The coins were variously made of aluminum, plastic, or even cardboard. The purpose was to "save" the customer from being overcharged when he paid the sales tax on small purchases, say a dime on which the tax at 2% would be two mills and paying a penny would lose the customer 4/5th cent. Not paying at all would cost the state 2/5th cent, hence the creation of the tax token. Different states issued different denominations, 1,2, and 5 mill values.

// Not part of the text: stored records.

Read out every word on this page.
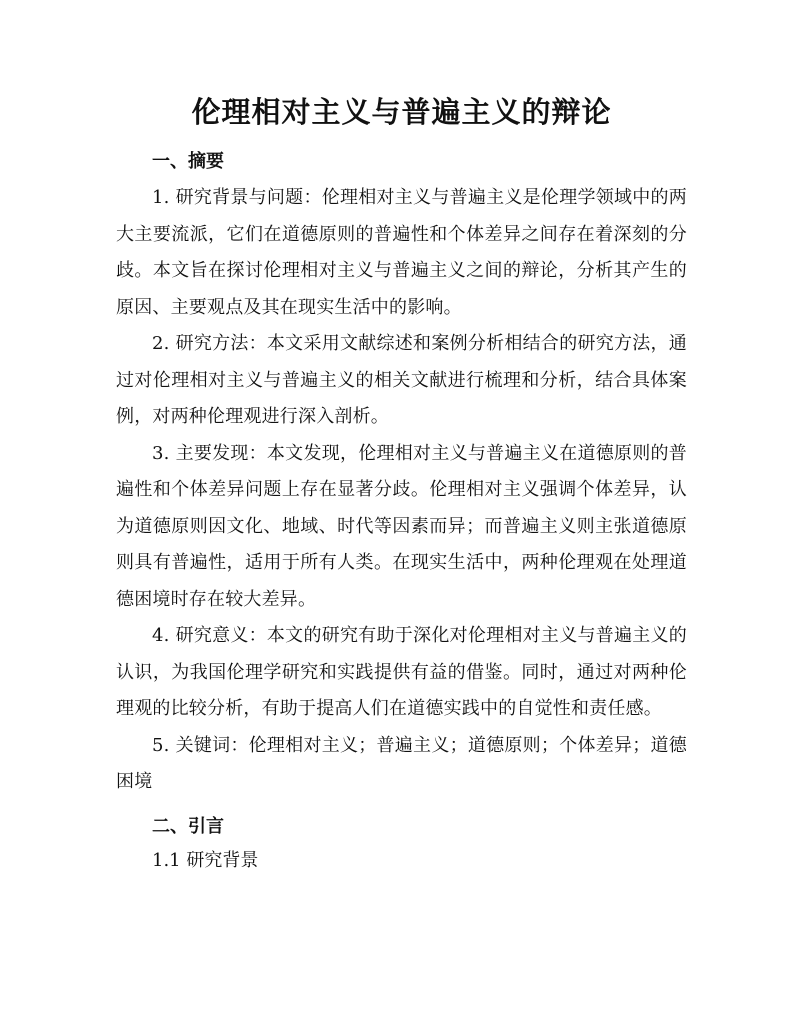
伦理相对主义与普遍主义的辩论
一、摘要

1. 研究背景与问题：伦理相对主义与普遍主义是伦理学领域中的两大主要流派，它们在道德原则的普遍性和个体差异之间存在着深刻的分歧。本文旨在探讨伦理相对主义与普遍主义之间的辩论，分析其产生的原因、主要观点及其在现实生活中的影响。

2. 研究方法：本文采用文献综述和案例分析相结合的研究方法，通过对伦理相对主义与普遍主义的相关文献进行梳理和分析，结合具体案例，对两种伦理观进行深入剖析。

3. 主要发现：本文发现，伦理相对主义与普遍主义在道德原则的普遍性和个体差异问题上存在显著分歧。伦理相对主义强调个体差异，认为道德原则因文化、地域、时代等因素而异；而普遍主义则主张道德原则具有普遍性，适用于所有人类。在现实生活中，两种伦理观在处理道德困境时存在较大差异。

4. 研究意义：本文的研究有助于深化对伦理相对主义与普遍主义的认识，为我国伦理学研究和实践提供有益的借鉴。同时，通过对两种伦理观的比较分析，有助于提高人们在道德实践中的自觉性和责任感。

5. 关键词：伦理相对主义；普遍主义；道德原则；个体差异；道德困境

二、引言

1.1 研究背景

The use of these tokens prevailed throughout the thirties and into the forties. Eventually someone figured out that the whole thing was too cumbersome, yet the government could not afford to simply eliminate the sales tax, so the bracketed tax was devised. Say at 2% the table would indicate a tax on purchases of one to twenty-four cents would be zero; from twenty=five to seventy-four cents, one cent tax; seventy-five to $1.24, two cents, and so on. This required the publication of sales tax tables for the merchant and the general public. Which of course was not cumbersome.. Or perhaps it was, who knows? This method is still being used in some states, Except of course a two-percent tax is a long-dead dream. Also some municipalities have jumped on the bandwagon and imposed their own sales taxes in addition to the statewide taxes. In some states these now total as much as 9.45%. Ours is seven percent except in certain cities where it is more, at least on some items.
And. Some states have a tiered system in which the tax rates vary for different items purchased.
The mind of man is infinitely convoluted and forever seeking more ways to complicate our lives.